Full pipeline to turn a video podcast episode into Instagram content (carousel posts, quote cards, and Reels). Transcribes the episode, extracts key quotes w...
---
name: episode-to-instagram
version: 1.0.1
description: Full pipeline to turn a video podcast episode into Instagram content (carousel posts, quote cards, and Reels). Transcribes the episode, extracts key quotes with timestamps, pulls video frames, generates aesthetic carousel slides, and posts to Instagram via browser automation. Use when the user provides a full podcast/video episode or a YouTube/video webpage URL and wants Instagram-ready content generated and posted.
---
# Episode to Instagram
End-to-end pipeline: video episode or YouTube/video webpage URL → local media acquisition → transcript → content extraction → carousel/image generation → Instagram posting via browser automation.
## Prerequisites
- `ffmpeg` (installed via Homebrew)
- OpenAI API key (for Whisper transcription)

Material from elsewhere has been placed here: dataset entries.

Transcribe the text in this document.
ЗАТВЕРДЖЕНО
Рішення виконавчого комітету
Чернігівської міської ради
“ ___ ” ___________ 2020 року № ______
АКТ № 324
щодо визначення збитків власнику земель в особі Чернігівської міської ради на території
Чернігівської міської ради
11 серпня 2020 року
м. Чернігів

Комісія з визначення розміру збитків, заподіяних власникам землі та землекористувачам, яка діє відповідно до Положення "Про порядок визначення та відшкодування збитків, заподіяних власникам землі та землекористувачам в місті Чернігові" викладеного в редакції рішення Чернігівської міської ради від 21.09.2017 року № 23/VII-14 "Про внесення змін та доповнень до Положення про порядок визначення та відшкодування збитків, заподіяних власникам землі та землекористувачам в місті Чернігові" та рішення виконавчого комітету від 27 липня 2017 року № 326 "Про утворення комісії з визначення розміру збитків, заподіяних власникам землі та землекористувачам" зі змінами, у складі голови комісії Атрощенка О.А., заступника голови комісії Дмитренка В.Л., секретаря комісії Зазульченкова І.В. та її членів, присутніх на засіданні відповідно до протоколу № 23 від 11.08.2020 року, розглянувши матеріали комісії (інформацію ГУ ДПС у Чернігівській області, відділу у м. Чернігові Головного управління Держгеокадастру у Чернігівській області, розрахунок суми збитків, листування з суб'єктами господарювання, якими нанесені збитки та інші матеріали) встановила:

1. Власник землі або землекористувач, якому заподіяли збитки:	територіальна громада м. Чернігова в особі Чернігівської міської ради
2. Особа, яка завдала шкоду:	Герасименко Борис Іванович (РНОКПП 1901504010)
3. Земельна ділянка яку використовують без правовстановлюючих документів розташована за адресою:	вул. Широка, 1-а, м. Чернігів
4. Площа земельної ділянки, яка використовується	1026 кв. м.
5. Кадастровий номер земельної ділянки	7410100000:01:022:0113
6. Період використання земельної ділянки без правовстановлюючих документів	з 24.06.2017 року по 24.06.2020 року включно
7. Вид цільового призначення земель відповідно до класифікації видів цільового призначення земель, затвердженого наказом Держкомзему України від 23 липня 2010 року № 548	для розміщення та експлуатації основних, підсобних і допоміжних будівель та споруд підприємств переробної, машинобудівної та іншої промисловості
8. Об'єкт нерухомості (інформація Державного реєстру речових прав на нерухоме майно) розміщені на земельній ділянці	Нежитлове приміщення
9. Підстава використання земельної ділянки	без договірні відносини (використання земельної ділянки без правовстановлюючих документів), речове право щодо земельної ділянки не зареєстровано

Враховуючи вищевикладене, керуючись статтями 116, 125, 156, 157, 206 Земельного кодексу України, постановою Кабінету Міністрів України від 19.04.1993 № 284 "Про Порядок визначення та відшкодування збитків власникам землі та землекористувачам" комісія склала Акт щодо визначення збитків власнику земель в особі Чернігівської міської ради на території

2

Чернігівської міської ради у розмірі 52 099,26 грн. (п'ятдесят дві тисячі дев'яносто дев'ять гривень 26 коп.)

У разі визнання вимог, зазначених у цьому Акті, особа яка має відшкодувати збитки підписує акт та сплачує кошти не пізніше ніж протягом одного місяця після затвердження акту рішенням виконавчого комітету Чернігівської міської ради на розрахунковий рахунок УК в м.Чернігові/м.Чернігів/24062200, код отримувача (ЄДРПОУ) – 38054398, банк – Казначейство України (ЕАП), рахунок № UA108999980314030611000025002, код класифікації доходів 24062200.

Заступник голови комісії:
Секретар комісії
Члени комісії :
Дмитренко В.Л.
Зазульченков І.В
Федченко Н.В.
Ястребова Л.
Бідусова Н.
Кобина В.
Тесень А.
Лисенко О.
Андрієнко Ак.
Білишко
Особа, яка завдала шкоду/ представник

- Replicate API key (for visual generation — optional, can use built-in image generation)
- `openclaw browser` for Instagram posting
- Instagram account logged in via the OpenClaw browser profile (optional account/series branding can be stored in `brand-config.json`, e.g. `@yourhandle`)
## Pipeline Steps
### Step 0: Acquire Source Media
If the user provides a YouTube URL or a webpage that embeds a podcast/video episode:
1. Resolve the actual video URL from the page if needed
2. Download the best practical local source copy before transcription/frame extraction
3. Save the original source URL alongside the working files for traceability
4. Prefer a stable MP4/MOV source when possible; if only YouTube is available, download the combined video/audio asset first
Expected outputs in the episode working directory:
- `source-url.txt`
- `source-video.mp4` (or equivalent local video file)
### Step 1: Transcribe
Script: `scripts/transcribe.sh`
1. Extract audio from the video file using ffmpeg
2. Split into chunks if >25MB (Whisper API limit)
3. Send to OpenAI Whisper API for transcription
4. Output: timestamped transcript as JSON + plain text
### Step 2: Extract Content
This step is model-driven (not scripted). The agent should:
1. Read the full transcript
2. Identify the 8-12 best moments for Instagram content:
- 3-4 short quotable moments (for carousel text overlays)
- 2-3 key insight passages (for carousel takeaway slides)
- 3-4 high-energy or visually interesting segments (for Reel clip timestamps)
3. For each moment, record:
- Exact timestamp (start + end)
- The quote or passage text
- Content type: quote_card | takeaway | reel_clip
- Suggested carousel slide text (cleaned up for Instagram)
4. Output a structured content plan as JSON
### Step 3: Extract Video Frames
Script: `scripts/extract-frames.sh`
1. For each quote/takeaway moment, extract a frame at the timestamp using ffmpeg
2. Extract multiple frames around each timestamp (±2 seconds) and pick the best one
3. Output: PNG frames in a working directory
### Step 4: Attach Frames to the Content Plan
Before rendering any carousel slides, the agent must update the content plan so each slide that references a selected moment has a concrete `framePath` pointing at an extracted frame file. Do not render slides until this mapping is present and verified.
Validation before rendering:
- Every non-hook/non-CTA slide should either have a valid `framePath` or be intentionally text-only
- If `framePath` values are missing, stop and repair the plan before running the generator
- Spot-check at least one rendered slide to confirm the background image is visible and not falling back to a plain background unexpectedly
### Step 5: Generate Carousel Slides
Script: `scripts/generate-carousel.js`
For each carousel post (5-7 slides):
1. Slide 1: Hook slide — bold text + video frame background
2. Slides 2-5: Key quotes/takeaways with text overlay on video frames
3. Final slide: CTA ("Follow for more" / episode link)
Carousel image specs:
- 1080x1080px (square) or 1080x1350px (portrait, 4:5 — higher engagement)
- Consistent brand aesthetic (colors, fonts, overlay style)
- Text must be readable over the video frame (use semi-transparent overlay)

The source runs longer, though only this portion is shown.